Moscú. El Ártico tiene fiebre y se incendia, al menos en partes. Y los científicos se preguntan alarmados qué significa para el resto del mundo.

El termómetro subió a 100.4 grados Fahrenheit (38 grados Celsius) el sábado, probablemente un récord, en la ciudad rusa de Verkhoyansk, en Siberia, una región del mundo conocida por el congelamiento. La Organización Meteorológica Mundial dijo el martes que semejante lectura, de confirmarse, no tendría precedentes al norte del Círculo Polar Ártico.

“El Ártico está, figurativa y literalmente, en llamas: se está calentando mucho más rápidamente de lo que pensábamos en respuesta a los niveles crecientes de dióxido de carbono y otros gases de invernadero en la atmósfera, y este calentamiento conduce a un derretimiento rápido y un aumento de los incendios forestales”, dijo el climatólogo Jonathan Overpeck, de la Universidad de Michigan.

“El calentamiento récord en Siberia es una señal de advertencia enorme”, escribió Overpeck en un correo electrónico.

Este año, buena parte de Siberia registró temperaturas muy por encima de un simple calor de fuera de temporada. De enero a mayo, el clima promedio en el centro-norte de la región ha sido de 14 grados Fahrenheit (8 grados Celsius) por encima del promedio, de acuerdo con la ONG Berkeley Earth.

Esta imagen muestra la temperatura de la superficie terrestre en la región de Siberia, en Rusia, el viernes, 19 de junio.

“Eso es mucho, mucho más cálido de lo que jamás ha sido en la región en ese período de tiempo, dijo el climatólogo Zeke Hausfather, de Berkeley Earth.

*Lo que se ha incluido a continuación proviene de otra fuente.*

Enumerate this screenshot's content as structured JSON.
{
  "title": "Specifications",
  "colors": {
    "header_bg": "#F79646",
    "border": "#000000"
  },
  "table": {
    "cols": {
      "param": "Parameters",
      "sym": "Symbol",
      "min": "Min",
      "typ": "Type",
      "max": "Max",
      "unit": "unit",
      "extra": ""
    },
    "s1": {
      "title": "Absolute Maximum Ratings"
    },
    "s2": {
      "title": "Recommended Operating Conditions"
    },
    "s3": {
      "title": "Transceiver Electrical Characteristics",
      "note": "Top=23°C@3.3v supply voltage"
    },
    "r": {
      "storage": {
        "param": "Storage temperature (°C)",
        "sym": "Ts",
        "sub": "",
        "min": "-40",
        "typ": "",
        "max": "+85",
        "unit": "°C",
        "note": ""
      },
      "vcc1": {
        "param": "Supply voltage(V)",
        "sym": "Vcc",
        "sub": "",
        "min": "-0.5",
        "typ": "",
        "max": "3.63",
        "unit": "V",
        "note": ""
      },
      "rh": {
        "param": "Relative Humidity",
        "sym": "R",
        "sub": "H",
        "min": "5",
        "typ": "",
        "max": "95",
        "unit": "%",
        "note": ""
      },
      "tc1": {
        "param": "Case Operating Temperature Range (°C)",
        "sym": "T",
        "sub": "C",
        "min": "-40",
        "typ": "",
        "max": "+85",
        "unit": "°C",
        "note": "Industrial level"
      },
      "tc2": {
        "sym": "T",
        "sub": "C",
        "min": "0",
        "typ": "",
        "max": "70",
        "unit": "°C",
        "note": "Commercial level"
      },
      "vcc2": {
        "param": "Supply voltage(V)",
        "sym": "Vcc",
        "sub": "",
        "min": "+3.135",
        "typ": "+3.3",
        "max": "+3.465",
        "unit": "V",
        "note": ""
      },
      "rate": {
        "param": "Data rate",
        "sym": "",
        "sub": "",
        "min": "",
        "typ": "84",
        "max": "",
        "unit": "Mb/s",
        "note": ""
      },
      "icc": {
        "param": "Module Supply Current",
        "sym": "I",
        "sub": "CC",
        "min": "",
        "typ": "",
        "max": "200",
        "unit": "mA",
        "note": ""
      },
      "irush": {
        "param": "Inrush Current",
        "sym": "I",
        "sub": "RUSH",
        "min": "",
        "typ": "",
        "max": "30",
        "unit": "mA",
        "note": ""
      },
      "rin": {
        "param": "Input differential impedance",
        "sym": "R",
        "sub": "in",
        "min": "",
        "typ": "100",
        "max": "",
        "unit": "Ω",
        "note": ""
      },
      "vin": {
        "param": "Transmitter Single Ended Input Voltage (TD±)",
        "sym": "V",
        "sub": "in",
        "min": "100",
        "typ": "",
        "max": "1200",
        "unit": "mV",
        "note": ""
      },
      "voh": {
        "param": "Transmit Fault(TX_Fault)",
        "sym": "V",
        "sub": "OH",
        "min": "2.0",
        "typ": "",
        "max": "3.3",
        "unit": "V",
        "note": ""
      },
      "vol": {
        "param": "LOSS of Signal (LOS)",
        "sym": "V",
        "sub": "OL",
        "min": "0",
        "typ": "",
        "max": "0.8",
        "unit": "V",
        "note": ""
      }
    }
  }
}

Siberia figura en el Libro Guinness de los Récords Mundiales por sus temperaturas extremas, donde el termómetro ha oscilado 190 grados Fahrenheit (106 grados Celsius), entre un mínimo de -90 grados Fahrenheit (-68 grados Celsius) y el actual 100.4 grados Fahrenheit.

Para los habitantes de la República de Sakha, en el Ártico ruso, una ola de calor no es necesariamente algo malo. Vasilisa Ivanova y su familia pasaron la semana bañándose y tomando sol en el río Lena.

Pero para los científicos, “deberían sonar las alarmas”, escribió Overpeck.

Una ola de calor tan prolongada no se ha visto en Siberia desde hace miles de años, “y es otra señal de que el Ártico amplifica el calentamiento global más de lo que pensábamos”, dijo Overpeck.

El termómetro en Verkhoyansk marcó 30 grados Celsius (86 grados Fahrenheit) el domingo, 21 de junio.

El Ártico ruso es una de las regiones que registran el calentamiento más rápido del mundo.

Desde hace algunas décadas, la temperatura de la Tierra aumenta en promedio casi un tercio de grado Fahrenheit (0.18 grados Celsius) cada 10 años. Pero en Rusia el aumento es de 0.85 grados Fahrenheit (0.47 grados Celsius) y en el Ártico ruso de 1.24 grados Fahrenheit (0.69 grados Celsius), dijo Andrei Kiselyov, jefe científico del Observatorio Geofísico Voeikov con sede en Moscú.

“En ese sentido, aventajamos a todo el mundo”, dijo Kiselyov.

Se ha vinculado el aumento de las temperaturas en Siberia con los incendios prolongados que se agravan año a año y con el descongelamiento del permafrost, un problema gravísimo porque se construyen edificios y oleoductos sobre ese terreno. El descongelamiento libera más gases que atrapan el calor y reseca el suelo, lo cual alimenta los incendios, dijo Vladimir Romanovsky, estudioso del permafrost en la Universidad de Alaska Fairbanks.

“En este caso es aún más grave, porque el invierno anterior fue inusualmente cálido”, dijo Romanovsky. El permafrost se descongela, el hielo se derrite, el suelo se hunde y todo esto puede provocar un lazo de realimentación que agrava el descongelamiento del permafrost y “los inviernos fríos no pueden detenerlo”, agregó.